Voyageur, voyageur ! si la pensée en deuil,
Vous cherchez vainement pour soulager votre âme
Ou vous soustraire un jour à cette vie infâme,
Un pays sombre, triste, à votre cœur pareil !
Quand la mer sera basse, un matin sans soleil,

À l’aube, quand le jour est encore assez terne,
Partez de Pennmarck, marchez vers Audierne !
Tournez le dos aux champs, aux hameaux, aux clochers,
Et descendez la côte en suivant les rochers ;
Allez droit devant vous, allez dans votre rêve !
Et devant le spectacle horrible de la grève,
Malheureux, vous pourrez facilement pleurer,
Blasphémer plus à l’aise et mieux désespérer !
Là, point de chaume au loin, point de vertes collines,
Point de riants chalets festonnés de glycines,
Ni barques de pêcheur, ni chants de matelot ;
Mais le désert immense et le bruit seul du flot,
Mais une solitude infertile et perdue !
De noirs écueils au bord de la morne étendue ;
Un rivage maudit, fait d’horreur et de nuit ;
Quelques voiles au loin, un goëland qui fuit ;
Sur un abîme, afin d’en défendre l’approche,
Un calvaire en granit au sommet d’une roche ;
Un ciel gris ; un vent froid ; le cri sourd de la mer ;
Rien que la Thébaïde et que le gouffre amer !

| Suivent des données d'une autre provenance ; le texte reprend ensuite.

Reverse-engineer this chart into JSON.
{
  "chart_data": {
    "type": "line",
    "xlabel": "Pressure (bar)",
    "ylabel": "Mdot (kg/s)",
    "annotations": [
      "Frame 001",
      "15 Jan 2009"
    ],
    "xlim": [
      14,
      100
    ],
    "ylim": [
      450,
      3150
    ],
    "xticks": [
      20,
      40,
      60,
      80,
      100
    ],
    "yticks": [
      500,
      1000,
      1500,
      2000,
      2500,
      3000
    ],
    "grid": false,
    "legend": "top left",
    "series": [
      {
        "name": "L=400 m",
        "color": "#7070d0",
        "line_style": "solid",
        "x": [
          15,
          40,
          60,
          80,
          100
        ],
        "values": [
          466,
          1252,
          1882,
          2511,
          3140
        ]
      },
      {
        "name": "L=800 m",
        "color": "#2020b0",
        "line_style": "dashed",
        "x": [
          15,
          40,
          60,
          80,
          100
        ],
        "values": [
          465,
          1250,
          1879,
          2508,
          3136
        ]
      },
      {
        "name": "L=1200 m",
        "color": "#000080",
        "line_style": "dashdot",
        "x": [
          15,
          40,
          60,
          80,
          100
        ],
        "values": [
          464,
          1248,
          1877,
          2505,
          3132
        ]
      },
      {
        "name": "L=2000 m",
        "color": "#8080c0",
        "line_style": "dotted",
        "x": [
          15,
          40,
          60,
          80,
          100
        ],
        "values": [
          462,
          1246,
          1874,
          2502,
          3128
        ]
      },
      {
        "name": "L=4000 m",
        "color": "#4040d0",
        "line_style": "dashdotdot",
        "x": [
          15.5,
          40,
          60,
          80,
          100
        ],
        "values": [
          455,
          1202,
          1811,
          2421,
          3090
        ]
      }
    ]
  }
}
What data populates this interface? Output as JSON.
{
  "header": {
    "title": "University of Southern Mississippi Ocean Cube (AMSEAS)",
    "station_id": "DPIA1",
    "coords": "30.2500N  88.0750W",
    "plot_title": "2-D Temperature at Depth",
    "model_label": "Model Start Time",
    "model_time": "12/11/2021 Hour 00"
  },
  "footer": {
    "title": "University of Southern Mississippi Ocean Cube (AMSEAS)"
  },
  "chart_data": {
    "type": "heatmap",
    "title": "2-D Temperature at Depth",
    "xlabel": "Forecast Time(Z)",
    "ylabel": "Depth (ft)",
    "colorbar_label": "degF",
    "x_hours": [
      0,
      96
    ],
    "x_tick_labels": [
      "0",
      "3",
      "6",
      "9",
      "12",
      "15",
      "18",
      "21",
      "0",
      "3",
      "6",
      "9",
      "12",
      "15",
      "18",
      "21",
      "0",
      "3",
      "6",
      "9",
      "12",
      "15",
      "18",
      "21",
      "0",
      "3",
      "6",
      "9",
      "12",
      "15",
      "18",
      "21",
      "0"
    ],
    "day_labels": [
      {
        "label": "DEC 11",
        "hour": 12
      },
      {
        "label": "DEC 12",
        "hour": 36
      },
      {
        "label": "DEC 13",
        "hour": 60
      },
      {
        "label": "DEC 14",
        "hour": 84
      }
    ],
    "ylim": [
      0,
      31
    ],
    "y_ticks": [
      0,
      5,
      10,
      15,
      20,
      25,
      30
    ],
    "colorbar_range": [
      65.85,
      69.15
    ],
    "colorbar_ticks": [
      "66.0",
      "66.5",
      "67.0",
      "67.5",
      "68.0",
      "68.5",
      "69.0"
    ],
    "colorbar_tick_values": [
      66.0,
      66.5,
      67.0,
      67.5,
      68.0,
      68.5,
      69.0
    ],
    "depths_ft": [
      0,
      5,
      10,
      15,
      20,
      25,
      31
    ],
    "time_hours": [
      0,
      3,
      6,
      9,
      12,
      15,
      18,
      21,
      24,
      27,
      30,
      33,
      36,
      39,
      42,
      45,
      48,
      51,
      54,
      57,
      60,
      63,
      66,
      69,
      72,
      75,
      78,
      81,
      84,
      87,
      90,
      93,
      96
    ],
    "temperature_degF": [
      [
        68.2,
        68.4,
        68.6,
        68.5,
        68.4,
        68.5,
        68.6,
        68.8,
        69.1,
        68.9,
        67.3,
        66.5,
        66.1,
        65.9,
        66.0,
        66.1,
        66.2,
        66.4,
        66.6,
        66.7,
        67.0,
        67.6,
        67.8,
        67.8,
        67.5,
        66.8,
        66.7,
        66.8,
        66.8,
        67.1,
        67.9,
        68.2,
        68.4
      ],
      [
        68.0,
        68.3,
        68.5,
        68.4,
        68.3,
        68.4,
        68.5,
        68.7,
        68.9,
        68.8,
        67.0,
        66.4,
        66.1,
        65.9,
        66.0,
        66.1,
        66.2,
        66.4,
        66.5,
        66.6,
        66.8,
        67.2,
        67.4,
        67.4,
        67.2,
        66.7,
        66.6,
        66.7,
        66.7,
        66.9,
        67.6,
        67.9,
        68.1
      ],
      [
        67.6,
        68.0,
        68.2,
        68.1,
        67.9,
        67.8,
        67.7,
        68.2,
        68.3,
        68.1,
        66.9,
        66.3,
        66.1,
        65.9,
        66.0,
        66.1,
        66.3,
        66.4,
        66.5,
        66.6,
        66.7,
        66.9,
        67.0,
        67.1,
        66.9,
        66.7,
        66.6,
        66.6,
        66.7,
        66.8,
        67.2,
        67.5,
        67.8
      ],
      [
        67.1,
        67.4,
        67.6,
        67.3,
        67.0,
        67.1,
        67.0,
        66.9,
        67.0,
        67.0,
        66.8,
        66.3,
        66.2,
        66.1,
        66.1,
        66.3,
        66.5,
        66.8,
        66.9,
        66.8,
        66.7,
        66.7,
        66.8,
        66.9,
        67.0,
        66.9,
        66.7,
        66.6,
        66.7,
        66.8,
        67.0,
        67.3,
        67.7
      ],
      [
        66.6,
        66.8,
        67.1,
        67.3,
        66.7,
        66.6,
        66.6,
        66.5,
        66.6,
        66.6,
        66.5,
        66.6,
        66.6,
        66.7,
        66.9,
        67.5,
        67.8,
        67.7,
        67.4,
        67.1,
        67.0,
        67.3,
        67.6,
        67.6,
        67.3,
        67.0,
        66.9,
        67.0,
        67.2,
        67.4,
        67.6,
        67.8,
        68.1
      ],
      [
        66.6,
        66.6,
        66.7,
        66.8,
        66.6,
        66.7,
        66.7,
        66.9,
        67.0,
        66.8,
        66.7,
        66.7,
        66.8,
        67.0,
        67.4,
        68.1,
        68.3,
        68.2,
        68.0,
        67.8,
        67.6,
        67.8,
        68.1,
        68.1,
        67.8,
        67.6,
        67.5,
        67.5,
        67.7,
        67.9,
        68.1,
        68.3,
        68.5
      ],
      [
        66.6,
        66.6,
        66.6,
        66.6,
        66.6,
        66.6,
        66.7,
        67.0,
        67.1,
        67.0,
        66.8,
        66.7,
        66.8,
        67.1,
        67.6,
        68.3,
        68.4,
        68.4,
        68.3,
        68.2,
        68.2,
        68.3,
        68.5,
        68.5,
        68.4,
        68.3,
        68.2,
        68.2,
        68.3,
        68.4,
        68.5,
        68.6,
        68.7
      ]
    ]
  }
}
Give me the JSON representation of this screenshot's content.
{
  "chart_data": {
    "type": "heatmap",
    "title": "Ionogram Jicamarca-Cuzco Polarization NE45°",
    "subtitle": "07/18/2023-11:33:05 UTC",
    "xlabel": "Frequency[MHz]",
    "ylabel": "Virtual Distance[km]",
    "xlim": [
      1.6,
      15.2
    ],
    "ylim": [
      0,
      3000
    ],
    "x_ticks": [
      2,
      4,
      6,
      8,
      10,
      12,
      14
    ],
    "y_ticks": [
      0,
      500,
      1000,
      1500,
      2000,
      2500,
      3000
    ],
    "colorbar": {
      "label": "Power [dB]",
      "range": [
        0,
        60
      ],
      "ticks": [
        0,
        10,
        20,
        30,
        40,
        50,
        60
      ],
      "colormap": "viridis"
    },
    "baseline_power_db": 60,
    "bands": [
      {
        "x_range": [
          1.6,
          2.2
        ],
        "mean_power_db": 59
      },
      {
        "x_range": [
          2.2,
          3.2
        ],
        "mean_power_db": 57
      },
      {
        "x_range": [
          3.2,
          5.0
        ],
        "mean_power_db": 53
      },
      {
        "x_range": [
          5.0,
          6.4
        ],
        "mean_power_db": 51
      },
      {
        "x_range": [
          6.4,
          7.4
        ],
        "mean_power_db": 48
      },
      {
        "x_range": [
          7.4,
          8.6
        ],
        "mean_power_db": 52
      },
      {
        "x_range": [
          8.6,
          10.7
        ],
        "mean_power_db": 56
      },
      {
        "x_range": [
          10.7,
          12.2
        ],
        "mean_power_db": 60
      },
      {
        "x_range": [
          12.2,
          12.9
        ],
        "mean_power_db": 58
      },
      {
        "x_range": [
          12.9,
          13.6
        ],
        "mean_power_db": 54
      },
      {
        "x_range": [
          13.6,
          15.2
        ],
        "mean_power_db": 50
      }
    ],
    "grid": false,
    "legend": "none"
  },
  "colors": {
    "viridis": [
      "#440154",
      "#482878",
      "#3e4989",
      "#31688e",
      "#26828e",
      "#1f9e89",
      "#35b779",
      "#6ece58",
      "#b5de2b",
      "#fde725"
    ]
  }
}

Quelquefois seulement, enroulé d’un vieux câble,
Palmier de ce désert, un mât sortant du sable,

Au lointain, près du flot, par les vents fracturé !
Débris d’un vaisseau mort, sous la grève enterré,
Qui, dans l’isolement qui saisit et qui navre,
Morne, laisse passer son bras, comme un cadavre !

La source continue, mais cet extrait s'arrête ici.